Coordinate Transformations

Date: 06/25/2003 at 20:21:24
From: Dan
Subject: Rotate Point Around Logical Origin

What is the equation that can be used to determine the new point when 
you rotate a point some number of degrees around a false origin?

Example:

Point: 10,10
Rotation: 90 Degrees
Origin: 2,6

Date: 06/26/2003 at 14:06:18
From: Doctor Douglas
Subject: Re: Rotate Point Around Logical Origin

Hi Dan,

Thanks for writing to the Math Forum.

First I would change coordinates so that they are centered on the
new origin:

  (u,v) = (10 - 2,10 - 6) = (8,4)

Thus the point is 8 units east and 4 units north of the new origin.

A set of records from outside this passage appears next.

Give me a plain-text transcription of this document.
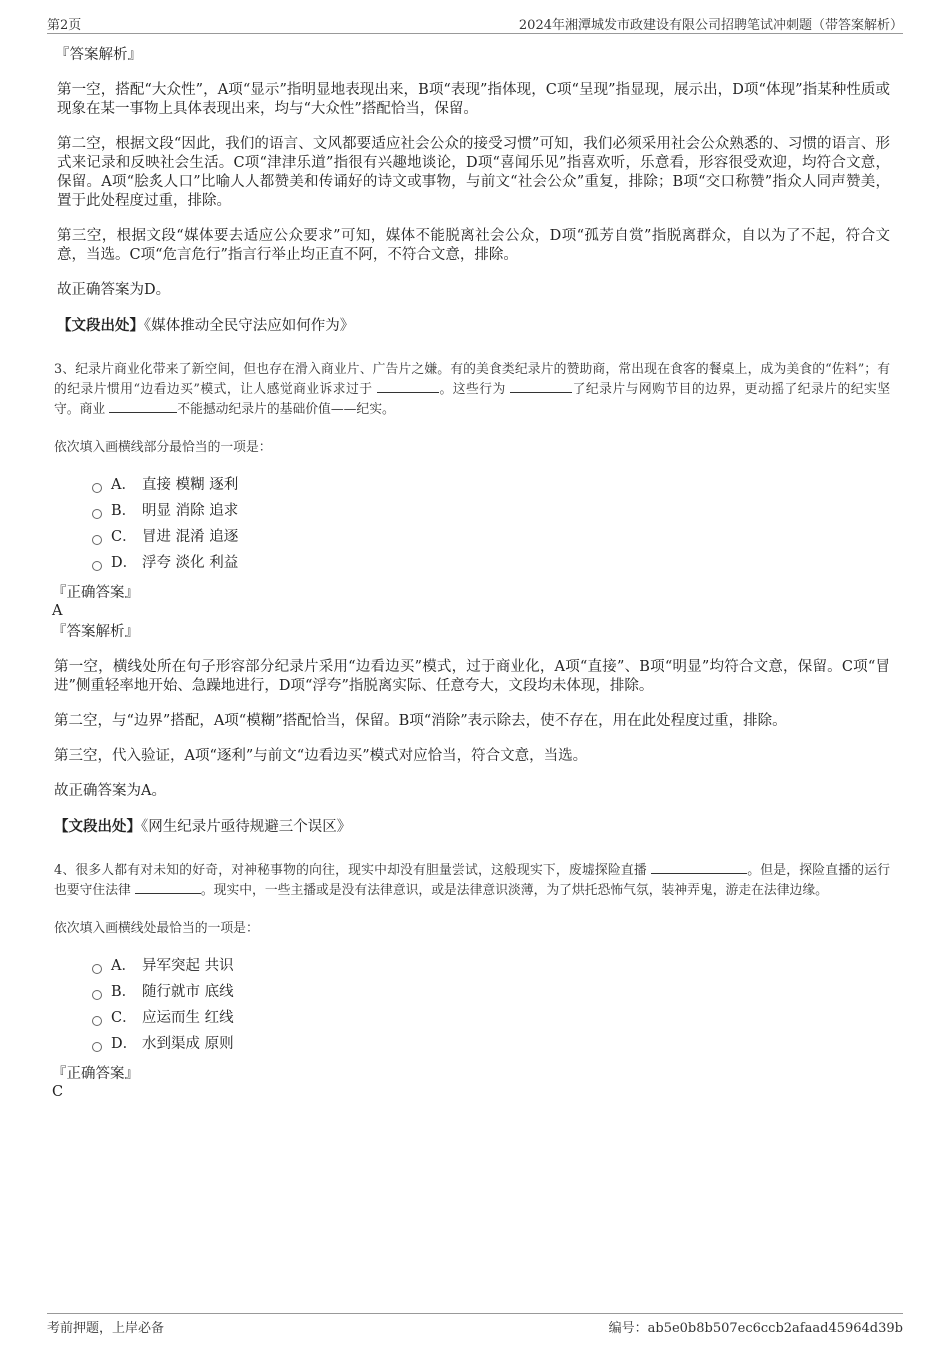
第2页	2024年湘潭城发市政建设有限公司招聘笔试冲刺题（带答案解析）
『答案解析』

第一空，搭配“大众性”，A项“显示”指明显地表现出来，B项“表现”指体现，C项“呈现”指显现，展示出，D项“体现”指某种性质或现象在某一事物上具体表现出来，均与“大众性”搭配恰当，保留。

第二空，根据文段“因此，我们的语言、文风都要适应社会公众的接受习惯”可知，我们必须采用社会公众熟悉的、习惯的语言、形式来记录和反映社会生活。C项“津津乐道”指很有兴趣地谈论，D项“喜闻乐见”指喜欢听，乐意看，形容很受欢迎，均符合文意，保留。A项“脍炙人口”比喻人人都赞美和传诵好的诗文或事物，与前文“社会公众”重复，排除；B项“交口称赞”指众人同声赞美，置于此处程度过重，排除。

第三空，根据文段“媒体要去适应公众要求”可知，媒体不能脱离社会公众，D项“孤芳自赏”指脱离群众，自以为了不起，符合文意，当选。C项“危言危行”指言行举止均正直不阿，不符合文意，排除。

故正确答案为D。

【文段出处】《媒体推动全民守法应如何作为》

3、纪录片商业化带来了新空间，但也存在滑入商业片、广告片之嫌。有的美食类纪录片的赞助商，常出现在食客的餐桌上，成为美食的“佐料”；有的纪录片惯用“边看边买”模式，让人感觉商业诉求过于	。这些行为	了纪录片与网购节目的边界，更动摇了纪录片的纪实坚守。商业	不能撼动纪录片的基础价值——纪实。

依次填入画横线部分最恰当的一项是：

A． 直接 模糊 逐利
B． 明显 消除 追求
C． 冒进 混淆 追逐
D． 浮夸 淡化 利益
『正确答案』
A
『答案解析』

第一空，横线处所在句子形容部分纪录片采用“边看边买”模式，过于商业化，A项“直接”、B项“明显”均符合文意，保留。C项“冒进”侧重轻率地开始、急躁地进行，D项“浮夸”指脱离实际、任意夸大，文段均未体现，排除。

第二空，与“边界”搭配，A项“模糊”搭配恰当，保留。B项“消除”表示除去，使不存在，用在此处程度过重，排除。

第三空，代入验证，A项“逐利”与前文“边看边买”模式对应恰当，符合文意，当选。

故正确答案为A。

【文段出处】《网生纪录片亟待规避三个误区》

4、很多人都有对未知的好奇，对神秘事物的向往，现实中却没有胆量尝试，这般现实下，废墟探险直播	。但是，探险直播的运行也要守住法律	。现实中，一些主播或是没有法律意识，或是法律意识淡薄，为了烘托恐怖气氛，装神弄鬼，游走在法律边缘。

依次填入画横线处最恰当的一项是：

A． 异军突起 共识
B． 随行就市 底线
C． 应运而生 红线
D． 水到渠成 原则
『正确答案』
C
考前押题，上岸必备	编号：ab5e0b8b507ec6ccb2afaad45964d39b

Now we rotate this by using polar coordinates.  First convert the 
(u,v) ordered pair into polar (r,@) coordinates:

  r = sqrt(u^2 + v^2) = sqrt(64 + 16) = sqrt(80)
  @ = arctan(4/8) = 26.5651 deg

At this point we have not done the rotation, just expressed the
coordinates of the given point in different coordinates. The new 
rotated point has

  r' = sqrt(80)
  @' = 26.5651 deg + 90 deg
     = 116.5651 deg

So you can see that the rotation is easy to do in these polar 
coordinates.  Now we go back to (u,v) coordinates:

  u' = r' cos(@') = sqrt(80)*cos(116.5651 deg) = -4.000007 or -4
  v' = r' sin(@') = sqrt(80)*sin(116.5651 deg) = 7.999997 or 8

In terms of the original (x,y) coordinates, the new point is

  (x',y') = (2 + u',6 + v') = (-2,14)

In this procedure we use coordinate transformations to go to polar
coordinates where the rotation is "easy" (in fact nearly trivial)
to perform, then transform back to the original coordinates for the
final answer.

- Doctor Douglas, The Math Forum
  http://mathforum.org/dr.math/